Представив Андрея двум важным, богато одетым иноземцам, Всеволод убежал.
– С чего же начнём, панове? – спросил Андрей.
– А это как пану угодно. Лишь бы всё в знаменитом вашем городе повидать, чтоб было о чём дома рассказывать.
– Ну, ин, пойдёмте к Днепру, поглядите на корабли наши!
С изумлением рассматривали поляки тесно прижатые друг к другу боками десятки торговых кораблей. С оглушительным шумом летели на берег бочки и ящики. На разных языках кричали и ругались, наблюдая за разгрузкой, их владельцы – купцы. Оборванные грузчики, словно шутя, перебрасывали друг другу тяжёлые тюки.
– Крепкий народ, – покачал головой старший из гостей, седоусый, важный старик, – с таким лучше в мире жить!
– Конечно, лучше, – засмеялся Андрей, – да ведь с вашим королём Казимиром наш князь не только в дружбе, а и в родстве живёт. Сестрицу родную за него замуж отдал!
– Это верно, – кивнул головой младший поляк, – только не всегда так было.
– Подожди, Стасю, – оборвал его старший, – пусть лучше пан скажет нам, что там за корабли в стороне стоят?
– А это жених нашей Елизаветы Ярославны, Гаральд Гардрад, с дружиной на свадьбу прибыл! Вон на том, самом большом, что с муравлёным чердаком, золотыми сходнями да шёлковыми парусами, увезёт он молодую свою…
Над гордым кораблём развевался ещё не спущенный большой четырёхугольный парус с изображением трёх львов. Над двумя другими реяли на фоне тёмного холста птицы с коронами на головах и звёзды.
– У нас про Гаральдов корабль песня сложена, – сказал Андрей, – в ней так говорится:
Высоко его головка призаздынута,
Нос-корма была по-звериному,
А бока сведены по-туриному,
Того ли тура заморского…
– Хорошая песня, – вежливо похвалил старик. – Но удивительно нам, что такой могущественный князь, как Ярослав, дочь свою за Гаральда отдает.
– Что ж так?
– Да ведь хоть он и король, а много лет попросту разбойничал, на том и разбогател…
Андрей с улыбкой поглядел на пана.
– Быль молодцу не укор. А правду ль болтают, будто ваш король Казимир – расстрига? Вроде он монахом был?
– Был… – неохотно проворчал гость. – В монастыре Клюни, во Франции.
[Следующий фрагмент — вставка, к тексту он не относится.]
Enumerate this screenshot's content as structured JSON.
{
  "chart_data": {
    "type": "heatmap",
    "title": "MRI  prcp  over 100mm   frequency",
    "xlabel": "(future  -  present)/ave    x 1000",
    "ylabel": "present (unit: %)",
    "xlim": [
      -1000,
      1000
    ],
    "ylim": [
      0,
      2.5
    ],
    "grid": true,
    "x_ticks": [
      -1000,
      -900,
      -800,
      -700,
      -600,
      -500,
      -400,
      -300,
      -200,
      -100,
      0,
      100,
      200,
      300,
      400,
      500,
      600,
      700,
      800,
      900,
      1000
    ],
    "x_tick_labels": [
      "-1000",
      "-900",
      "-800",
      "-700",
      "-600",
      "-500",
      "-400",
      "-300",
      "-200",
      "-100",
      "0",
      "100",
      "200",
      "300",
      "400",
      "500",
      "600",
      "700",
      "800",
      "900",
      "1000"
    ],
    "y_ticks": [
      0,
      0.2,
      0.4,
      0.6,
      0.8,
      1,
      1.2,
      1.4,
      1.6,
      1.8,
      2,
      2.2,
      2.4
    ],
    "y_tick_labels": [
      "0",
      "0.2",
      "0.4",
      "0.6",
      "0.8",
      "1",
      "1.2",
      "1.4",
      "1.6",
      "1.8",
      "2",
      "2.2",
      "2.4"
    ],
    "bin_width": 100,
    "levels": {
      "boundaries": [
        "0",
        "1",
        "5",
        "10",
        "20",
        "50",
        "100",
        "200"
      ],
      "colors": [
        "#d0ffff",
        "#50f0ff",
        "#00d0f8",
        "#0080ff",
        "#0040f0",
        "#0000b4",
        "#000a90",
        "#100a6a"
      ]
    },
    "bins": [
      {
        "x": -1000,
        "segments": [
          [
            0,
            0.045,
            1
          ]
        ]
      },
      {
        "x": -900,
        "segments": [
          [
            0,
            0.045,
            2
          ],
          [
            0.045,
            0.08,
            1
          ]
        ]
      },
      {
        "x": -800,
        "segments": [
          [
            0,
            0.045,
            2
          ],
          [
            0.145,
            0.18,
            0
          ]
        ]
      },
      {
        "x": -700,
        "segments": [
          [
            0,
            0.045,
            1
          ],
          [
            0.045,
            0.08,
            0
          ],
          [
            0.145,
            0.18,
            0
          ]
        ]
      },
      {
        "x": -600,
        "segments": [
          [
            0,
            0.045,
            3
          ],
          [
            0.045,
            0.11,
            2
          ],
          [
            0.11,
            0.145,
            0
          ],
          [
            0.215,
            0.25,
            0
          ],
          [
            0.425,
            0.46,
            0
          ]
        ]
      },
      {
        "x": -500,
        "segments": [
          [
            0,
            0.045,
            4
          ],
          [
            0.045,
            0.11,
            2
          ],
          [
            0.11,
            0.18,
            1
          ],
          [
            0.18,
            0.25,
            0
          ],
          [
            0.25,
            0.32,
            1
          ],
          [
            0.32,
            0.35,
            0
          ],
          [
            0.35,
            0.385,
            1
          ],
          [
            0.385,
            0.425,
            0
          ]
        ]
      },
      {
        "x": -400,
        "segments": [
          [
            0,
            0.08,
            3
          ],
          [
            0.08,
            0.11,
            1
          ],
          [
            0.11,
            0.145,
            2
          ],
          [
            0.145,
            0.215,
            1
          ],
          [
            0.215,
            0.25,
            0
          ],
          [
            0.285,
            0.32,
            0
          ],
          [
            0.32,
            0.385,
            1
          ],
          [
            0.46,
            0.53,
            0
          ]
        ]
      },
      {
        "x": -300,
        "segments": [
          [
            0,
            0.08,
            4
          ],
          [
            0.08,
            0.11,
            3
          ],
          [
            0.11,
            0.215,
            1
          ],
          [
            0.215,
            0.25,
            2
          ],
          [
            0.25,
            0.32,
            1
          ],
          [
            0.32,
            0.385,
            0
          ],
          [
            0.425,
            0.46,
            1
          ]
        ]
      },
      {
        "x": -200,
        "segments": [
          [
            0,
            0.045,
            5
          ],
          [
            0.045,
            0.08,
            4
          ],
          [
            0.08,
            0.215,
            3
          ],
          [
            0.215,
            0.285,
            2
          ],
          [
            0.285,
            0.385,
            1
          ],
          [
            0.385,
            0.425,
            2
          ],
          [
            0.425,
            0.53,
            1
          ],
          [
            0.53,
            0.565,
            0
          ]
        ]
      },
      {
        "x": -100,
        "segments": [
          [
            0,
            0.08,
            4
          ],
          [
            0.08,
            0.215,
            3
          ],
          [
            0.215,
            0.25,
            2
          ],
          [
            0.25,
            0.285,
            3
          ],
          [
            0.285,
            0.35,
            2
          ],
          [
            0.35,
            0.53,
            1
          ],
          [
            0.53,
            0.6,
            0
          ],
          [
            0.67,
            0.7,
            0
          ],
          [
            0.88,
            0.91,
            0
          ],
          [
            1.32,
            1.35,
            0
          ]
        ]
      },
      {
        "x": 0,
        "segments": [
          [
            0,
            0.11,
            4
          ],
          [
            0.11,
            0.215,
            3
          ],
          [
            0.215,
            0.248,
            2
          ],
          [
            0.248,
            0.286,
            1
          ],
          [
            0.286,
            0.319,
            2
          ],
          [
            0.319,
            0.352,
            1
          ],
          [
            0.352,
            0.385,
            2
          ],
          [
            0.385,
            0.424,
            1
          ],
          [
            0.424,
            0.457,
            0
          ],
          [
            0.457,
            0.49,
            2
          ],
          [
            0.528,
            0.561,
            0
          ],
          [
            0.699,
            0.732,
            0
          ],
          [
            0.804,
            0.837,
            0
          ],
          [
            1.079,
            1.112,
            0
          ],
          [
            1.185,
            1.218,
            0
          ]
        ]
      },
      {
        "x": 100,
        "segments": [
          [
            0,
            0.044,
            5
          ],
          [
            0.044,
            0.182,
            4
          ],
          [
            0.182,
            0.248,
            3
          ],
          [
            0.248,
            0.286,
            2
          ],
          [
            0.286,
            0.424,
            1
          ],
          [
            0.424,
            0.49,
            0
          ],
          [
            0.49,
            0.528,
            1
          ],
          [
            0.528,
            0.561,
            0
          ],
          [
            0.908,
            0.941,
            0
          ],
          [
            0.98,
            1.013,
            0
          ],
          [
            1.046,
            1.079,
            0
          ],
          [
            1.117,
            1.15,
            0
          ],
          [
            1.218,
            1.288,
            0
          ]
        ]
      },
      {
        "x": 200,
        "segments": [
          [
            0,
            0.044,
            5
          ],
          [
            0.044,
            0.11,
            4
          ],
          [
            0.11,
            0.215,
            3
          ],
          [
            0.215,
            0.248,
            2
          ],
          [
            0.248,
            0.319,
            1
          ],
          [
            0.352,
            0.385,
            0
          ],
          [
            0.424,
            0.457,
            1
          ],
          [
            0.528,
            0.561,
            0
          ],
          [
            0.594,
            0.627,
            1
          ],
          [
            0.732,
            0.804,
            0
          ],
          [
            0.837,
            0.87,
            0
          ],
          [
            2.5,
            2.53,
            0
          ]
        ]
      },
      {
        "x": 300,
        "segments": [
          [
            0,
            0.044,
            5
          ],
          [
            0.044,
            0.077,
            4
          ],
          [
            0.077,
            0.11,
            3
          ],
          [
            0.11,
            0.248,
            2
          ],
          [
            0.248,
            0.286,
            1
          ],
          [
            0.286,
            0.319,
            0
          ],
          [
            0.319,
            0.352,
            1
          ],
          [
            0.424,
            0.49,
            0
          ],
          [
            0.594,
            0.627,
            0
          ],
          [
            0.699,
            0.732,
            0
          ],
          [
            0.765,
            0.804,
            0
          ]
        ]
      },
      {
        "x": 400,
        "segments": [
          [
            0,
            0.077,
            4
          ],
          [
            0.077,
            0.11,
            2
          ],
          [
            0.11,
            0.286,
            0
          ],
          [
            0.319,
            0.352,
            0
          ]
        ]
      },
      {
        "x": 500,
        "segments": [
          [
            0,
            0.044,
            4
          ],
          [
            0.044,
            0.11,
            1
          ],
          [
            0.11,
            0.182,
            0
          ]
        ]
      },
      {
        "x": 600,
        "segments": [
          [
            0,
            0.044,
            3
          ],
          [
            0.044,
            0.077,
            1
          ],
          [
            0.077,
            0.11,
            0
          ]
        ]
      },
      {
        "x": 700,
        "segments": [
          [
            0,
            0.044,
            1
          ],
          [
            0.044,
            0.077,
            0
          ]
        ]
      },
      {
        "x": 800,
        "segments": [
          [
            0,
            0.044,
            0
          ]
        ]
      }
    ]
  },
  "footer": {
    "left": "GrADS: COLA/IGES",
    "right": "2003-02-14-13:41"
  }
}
Однако ж его освободил от обетов сам папа римский, для того чтобы он, верный католик, взошёл на престол польский.
Андрей повёл поляков к киевскому чуду – собору святой Софии, воздвигнутому там, где кипела последняя кровавая сеча с печенегами. Тогда это место находилось за городскими воротами, однако с тех пор город так разросся, что новые, построенные по приказу Ярослава каменные стены окружали уже едва ли не вдвое большее пространство. Железные, украшенные позолотой ворота в глубокой каменной арке, прозванные Золотыми, вели теперь в город. Над воротами возносилась белоснежная церковь Благовещенья, увенчанная золотым архангелом.
Пройдя через Золотые ворота, полюбовавшись ими, церковью и мощной воротной башней из розового кирпича, гости вскоре оказались у громадного здания. На северной и южной сторонах собора толстые столбы с тремя арками внизу и вверху поддерживали каменные хоры, к которым шли витые деревянные лестницы с паперти, обводившей всё здание, увенчанное золотыми куполами. Строгие пропорции создавали впечатление грандиозности и великолепия. Монументальная и торжественная, величаво возносилась София перед изумлёнными поляками.
– Войдёмте вовнутрь храма, Панове, – сказал, снимая шапку, Андрей.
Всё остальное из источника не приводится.